This is a BentoML example project, showing you how to serve and deploy open-source Large Language Models using MLC-LLM, a machine learning compiler and high-performance deployment engine for large language models.
See here for a full list of BentoML example projects.
💡 This example is served as a basis for advanced code customization, such as custom model, inference logic or LMDeploy options. For simple LLM hosting with OpenAI compatible endpoint without writing any code, see OpenLLM.
- You have installed Python 3.11+ and
pip
. See the Python downloads page to learn more. - You have a basic understanding of key concepts in BentoML, such as Services. We recommend you read Quickstart first.
- If you want to test the Service locally, you need a Nvidia GPU with at least 20G VRAM.

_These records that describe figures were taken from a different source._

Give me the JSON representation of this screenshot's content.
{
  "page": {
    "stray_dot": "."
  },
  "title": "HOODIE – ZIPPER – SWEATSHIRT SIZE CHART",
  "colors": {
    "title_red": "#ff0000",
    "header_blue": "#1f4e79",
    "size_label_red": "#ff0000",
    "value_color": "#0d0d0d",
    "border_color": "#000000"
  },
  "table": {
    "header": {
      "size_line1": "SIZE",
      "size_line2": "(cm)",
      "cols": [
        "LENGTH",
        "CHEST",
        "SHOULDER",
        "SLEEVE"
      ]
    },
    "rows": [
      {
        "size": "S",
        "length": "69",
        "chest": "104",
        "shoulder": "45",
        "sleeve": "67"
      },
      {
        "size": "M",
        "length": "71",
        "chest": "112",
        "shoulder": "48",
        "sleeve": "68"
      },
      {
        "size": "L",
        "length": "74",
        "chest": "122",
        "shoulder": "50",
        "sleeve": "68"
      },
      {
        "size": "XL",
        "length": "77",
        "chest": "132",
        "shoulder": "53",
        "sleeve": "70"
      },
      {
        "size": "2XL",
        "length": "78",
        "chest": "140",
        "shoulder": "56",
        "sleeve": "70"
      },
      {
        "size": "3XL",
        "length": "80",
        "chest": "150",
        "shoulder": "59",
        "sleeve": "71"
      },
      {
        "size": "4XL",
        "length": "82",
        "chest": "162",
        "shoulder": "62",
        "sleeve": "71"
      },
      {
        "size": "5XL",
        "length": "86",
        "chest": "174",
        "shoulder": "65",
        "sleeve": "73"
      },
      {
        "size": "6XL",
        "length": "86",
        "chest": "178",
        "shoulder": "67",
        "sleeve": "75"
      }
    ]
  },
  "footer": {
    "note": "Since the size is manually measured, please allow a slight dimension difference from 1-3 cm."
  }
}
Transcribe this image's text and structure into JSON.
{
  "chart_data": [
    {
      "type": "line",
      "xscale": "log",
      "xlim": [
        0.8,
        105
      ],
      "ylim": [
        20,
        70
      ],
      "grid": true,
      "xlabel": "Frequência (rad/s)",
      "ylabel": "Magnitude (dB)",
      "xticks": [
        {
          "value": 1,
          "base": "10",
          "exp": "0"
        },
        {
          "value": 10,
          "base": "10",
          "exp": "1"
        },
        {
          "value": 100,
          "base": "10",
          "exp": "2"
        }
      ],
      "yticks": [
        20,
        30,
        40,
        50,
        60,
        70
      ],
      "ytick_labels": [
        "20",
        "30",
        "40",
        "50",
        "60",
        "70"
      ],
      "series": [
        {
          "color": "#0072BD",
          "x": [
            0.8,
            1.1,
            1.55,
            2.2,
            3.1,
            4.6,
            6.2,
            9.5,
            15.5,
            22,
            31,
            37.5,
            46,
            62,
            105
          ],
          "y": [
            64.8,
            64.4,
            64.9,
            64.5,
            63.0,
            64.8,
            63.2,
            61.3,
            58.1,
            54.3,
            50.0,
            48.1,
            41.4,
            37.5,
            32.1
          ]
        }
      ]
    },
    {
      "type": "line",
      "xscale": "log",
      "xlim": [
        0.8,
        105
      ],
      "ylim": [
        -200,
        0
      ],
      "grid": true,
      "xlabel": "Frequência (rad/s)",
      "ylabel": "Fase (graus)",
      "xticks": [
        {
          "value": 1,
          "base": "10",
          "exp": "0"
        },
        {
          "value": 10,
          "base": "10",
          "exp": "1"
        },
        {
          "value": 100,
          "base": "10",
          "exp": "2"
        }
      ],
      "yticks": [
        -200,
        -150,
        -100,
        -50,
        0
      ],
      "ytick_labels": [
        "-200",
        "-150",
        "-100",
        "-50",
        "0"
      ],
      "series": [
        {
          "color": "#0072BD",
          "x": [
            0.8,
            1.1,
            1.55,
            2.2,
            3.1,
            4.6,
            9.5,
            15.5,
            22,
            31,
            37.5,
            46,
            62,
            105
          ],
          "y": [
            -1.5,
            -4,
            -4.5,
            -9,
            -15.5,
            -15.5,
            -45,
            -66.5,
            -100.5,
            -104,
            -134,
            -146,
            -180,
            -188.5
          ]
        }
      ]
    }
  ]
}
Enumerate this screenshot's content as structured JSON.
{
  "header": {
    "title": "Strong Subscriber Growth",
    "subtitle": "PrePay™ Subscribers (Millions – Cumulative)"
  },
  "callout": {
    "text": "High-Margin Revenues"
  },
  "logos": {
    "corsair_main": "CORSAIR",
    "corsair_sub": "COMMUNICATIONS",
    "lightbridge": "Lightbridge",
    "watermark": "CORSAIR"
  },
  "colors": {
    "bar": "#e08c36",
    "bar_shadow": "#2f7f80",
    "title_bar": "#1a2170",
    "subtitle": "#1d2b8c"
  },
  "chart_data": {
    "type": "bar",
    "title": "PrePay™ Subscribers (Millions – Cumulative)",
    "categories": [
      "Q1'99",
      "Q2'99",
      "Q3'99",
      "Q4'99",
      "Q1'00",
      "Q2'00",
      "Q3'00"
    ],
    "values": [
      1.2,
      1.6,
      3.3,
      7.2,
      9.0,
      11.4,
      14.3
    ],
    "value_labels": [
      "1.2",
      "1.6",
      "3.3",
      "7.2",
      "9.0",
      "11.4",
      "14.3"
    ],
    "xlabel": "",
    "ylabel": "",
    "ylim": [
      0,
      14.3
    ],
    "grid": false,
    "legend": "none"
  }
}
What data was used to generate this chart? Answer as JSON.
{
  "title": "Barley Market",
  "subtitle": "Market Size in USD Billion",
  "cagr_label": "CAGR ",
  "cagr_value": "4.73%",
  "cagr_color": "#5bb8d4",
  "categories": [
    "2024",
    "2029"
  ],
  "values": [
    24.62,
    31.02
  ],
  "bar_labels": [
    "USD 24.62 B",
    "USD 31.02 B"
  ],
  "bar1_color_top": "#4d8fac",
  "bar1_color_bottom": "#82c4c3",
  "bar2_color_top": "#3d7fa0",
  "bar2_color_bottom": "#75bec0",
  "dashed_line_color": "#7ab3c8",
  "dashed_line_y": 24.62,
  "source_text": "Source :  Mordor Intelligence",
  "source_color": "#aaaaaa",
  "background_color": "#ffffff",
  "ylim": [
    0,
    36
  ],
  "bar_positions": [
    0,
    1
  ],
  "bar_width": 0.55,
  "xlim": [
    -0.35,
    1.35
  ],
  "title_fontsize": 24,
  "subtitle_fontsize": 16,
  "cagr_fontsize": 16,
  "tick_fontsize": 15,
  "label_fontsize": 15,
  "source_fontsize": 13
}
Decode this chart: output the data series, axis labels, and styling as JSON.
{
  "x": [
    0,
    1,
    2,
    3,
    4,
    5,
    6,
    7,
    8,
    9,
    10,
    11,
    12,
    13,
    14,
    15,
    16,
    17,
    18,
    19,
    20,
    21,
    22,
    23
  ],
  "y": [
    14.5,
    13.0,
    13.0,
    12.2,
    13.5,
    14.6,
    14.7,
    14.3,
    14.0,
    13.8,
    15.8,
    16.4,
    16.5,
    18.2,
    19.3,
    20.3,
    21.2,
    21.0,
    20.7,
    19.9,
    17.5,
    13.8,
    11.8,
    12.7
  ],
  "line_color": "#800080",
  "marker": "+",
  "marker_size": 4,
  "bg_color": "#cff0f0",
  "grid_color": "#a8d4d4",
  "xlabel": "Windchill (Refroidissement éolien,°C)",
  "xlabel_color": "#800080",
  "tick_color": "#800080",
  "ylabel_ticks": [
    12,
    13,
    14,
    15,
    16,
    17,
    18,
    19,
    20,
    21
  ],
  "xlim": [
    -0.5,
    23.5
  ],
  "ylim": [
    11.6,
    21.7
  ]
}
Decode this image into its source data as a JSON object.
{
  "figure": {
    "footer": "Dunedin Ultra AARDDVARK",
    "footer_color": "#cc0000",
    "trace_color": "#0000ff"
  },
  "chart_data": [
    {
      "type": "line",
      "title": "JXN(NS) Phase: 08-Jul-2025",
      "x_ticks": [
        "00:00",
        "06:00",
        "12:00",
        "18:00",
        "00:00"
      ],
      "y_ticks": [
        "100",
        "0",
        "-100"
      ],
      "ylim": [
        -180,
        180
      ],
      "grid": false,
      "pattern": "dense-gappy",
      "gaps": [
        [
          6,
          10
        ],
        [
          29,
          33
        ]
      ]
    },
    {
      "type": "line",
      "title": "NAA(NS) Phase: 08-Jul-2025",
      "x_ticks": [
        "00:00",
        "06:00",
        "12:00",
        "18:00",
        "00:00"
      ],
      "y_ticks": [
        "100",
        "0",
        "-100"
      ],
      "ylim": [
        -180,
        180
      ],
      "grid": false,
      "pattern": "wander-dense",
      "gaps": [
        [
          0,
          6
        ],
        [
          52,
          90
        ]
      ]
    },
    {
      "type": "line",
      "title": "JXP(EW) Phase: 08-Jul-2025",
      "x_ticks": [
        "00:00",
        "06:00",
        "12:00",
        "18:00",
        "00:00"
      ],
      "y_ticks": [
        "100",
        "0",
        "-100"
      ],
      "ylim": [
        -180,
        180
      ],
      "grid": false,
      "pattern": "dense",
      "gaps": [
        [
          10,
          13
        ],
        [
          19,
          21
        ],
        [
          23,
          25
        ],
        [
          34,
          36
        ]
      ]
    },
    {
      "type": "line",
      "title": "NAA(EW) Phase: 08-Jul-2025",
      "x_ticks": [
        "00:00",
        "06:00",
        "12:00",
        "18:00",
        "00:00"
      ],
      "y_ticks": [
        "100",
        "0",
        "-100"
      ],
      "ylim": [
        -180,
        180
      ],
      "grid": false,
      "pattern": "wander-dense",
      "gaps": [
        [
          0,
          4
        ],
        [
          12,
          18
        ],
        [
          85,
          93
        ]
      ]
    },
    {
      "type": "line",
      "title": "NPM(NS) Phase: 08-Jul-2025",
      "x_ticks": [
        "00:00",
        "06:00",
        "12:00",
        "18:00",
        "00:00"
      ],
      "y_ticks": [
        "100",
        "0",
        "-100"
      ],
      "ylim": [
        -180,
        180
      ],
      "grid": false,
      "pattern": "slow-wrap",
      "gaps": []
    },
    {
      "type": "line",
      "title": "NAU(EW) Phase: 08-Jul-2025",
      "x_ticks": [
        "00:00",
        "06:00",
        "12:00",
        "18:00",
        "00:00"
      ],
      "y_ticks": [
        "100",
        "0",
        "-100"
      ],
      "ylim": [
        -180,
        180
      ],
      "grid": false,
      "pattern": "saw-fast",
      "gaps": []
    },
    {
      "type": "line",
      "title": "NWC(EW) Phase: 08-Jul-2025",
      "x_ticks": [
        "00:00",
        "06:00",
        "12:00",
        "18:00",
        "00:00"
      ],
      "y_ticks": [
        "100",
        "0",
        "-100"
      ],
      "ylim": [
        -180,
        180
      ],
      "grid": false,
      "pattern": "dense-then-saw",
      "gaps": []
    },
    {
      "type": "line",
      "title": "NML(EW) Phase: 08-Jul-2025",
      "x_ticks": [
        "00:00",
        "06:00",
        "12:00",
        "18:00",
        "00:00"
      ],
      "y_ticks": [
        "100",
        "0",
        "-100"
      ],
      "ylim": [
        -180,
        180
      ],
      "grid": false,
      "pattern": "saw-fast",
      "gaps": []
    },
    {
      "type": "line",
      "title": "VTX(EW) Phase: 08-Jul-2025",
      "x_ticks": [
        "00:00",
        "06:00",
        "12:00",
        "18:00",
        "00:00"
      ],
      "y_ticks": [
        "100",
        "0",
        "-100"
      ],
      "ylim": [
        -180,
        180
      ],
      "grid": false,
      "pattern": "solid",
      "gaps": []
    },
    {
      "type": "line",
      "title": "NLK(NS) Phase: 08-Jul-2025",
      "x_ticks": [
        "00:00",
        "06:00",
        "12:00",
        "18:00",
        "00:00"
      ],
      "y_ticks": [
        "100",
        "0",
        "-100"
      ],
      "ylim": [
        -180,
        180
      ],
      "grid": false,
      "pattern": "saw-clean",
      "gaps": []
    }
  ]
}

- This example uses Llama 3. Make sure you have gained access to the model.
- (Optional) We recommend you create a virtual environment for dependency isolation for this project. See the Conda documentation or the Python documentation for details.
Clone the repo:
git clone https://github.com/bentoml/BentoMLCLLM.git
cd BentoMLCLLM
Install dependencies:
# for cuda 12.1
python3 -m pip install --pre -U -f https://mlc.ai/wheels mlc-llm-nightly-cu121 mlc-ai-nightly-cu121
pip install -r requirements.txt
Compile and pack the model:
# For 8B model
git clone https://huggingface.co/mlc-ai/Llama-3-8B-Instruct-q0f16-MLC
export MLC_MODEL_PATH=Llama-3-8B-Instruct-q0f16-MLC
# For 70B model
git clone https://huggingface.co/mlc-ai/Llama-3-70B-Instruct-q4f16_1-MLC
export MLC_MODEL_PATH=Llama-3-70B-Instruct-q4f16_1-MLC
export MODEL_LIB=$MLC_MODEL_PATH/lib.so
mlc_llm compile $MLC_MODEL_PATH -o $MODEL_LIB --device cuda
Expected output:
...
[2024-06-06 11:51:49] INFO pipeline.py:52: Compiling external modules
[2024-06-06 11:51:49] INFO pipeline.py:52: Compilation complete! Exporting to disk
[2024-06-06 11:51:58] INFO model_metadata.py:95: Total memory usage without KV cache:: 15628.51 MB (Parameters: 15316.51 MB. Temporary buffer: 312.00 MB)
[2024-06-06 11:51:58] INFO model_metadata.py:103: To reduce memory usage, tweak `prefill_chunk_size`, `context_window_size` and `sliding_window_size`
[2024-06-06 11:51:58] INFO compile.py:193: Generated: Llama-3-8B-Instruct-q0f16-MLC/lib.so
Import the model into the BentoML Model Store:
python3 pack_model.py
We have defined a BentoML Service in service.py
. Run bentoml serve
in your project directory to start the Service.
$ bentoml serve .
2024-06-06T12:22:33+0000 [INFO] [cli] Starting production HTTP BentoServer from "service:MLCLLM" listening on http://localhost:3000 (Press CTRL+C to quit)
The server is now active at http://localhost:3000. You can interact with it using the Swagger UI or in other different ways.
CURL
curl -X 'POST' \
'http://localhost:3000/generate' \
-H 'accept: text/event-stream' \
-H 'Content-Type: application/json' \
-d '{
"prompt": "Explain superconductors like I'\''m five years old",
"max_tokens": 1024
}'
Python client
import bentoml
with bentoml.SyncHTTPClient("http://localhost:3000") as client:
response_generator = client.generate(
prompt="Explain superconductors like I'm five years old",
max_tokens=1024
)
for response in response_generator:
print(response, end='')
After the Service is ready, you can deploy the application to BentoCloud for better management and scalability. Sign up if you haven't got a BentoCloud account.
Make sure you have logged in to BentoCloud, then run the following command to deploy it. Note that you need to specify the CUDA version in bentofile.yaml
.
bentoml deploy .
Once the application is up and running on BentoCloud, you can access it via the exposed URL.
Note: For custom deployment in your own infrastructure, use BentoML to generate an OCI-compliant image.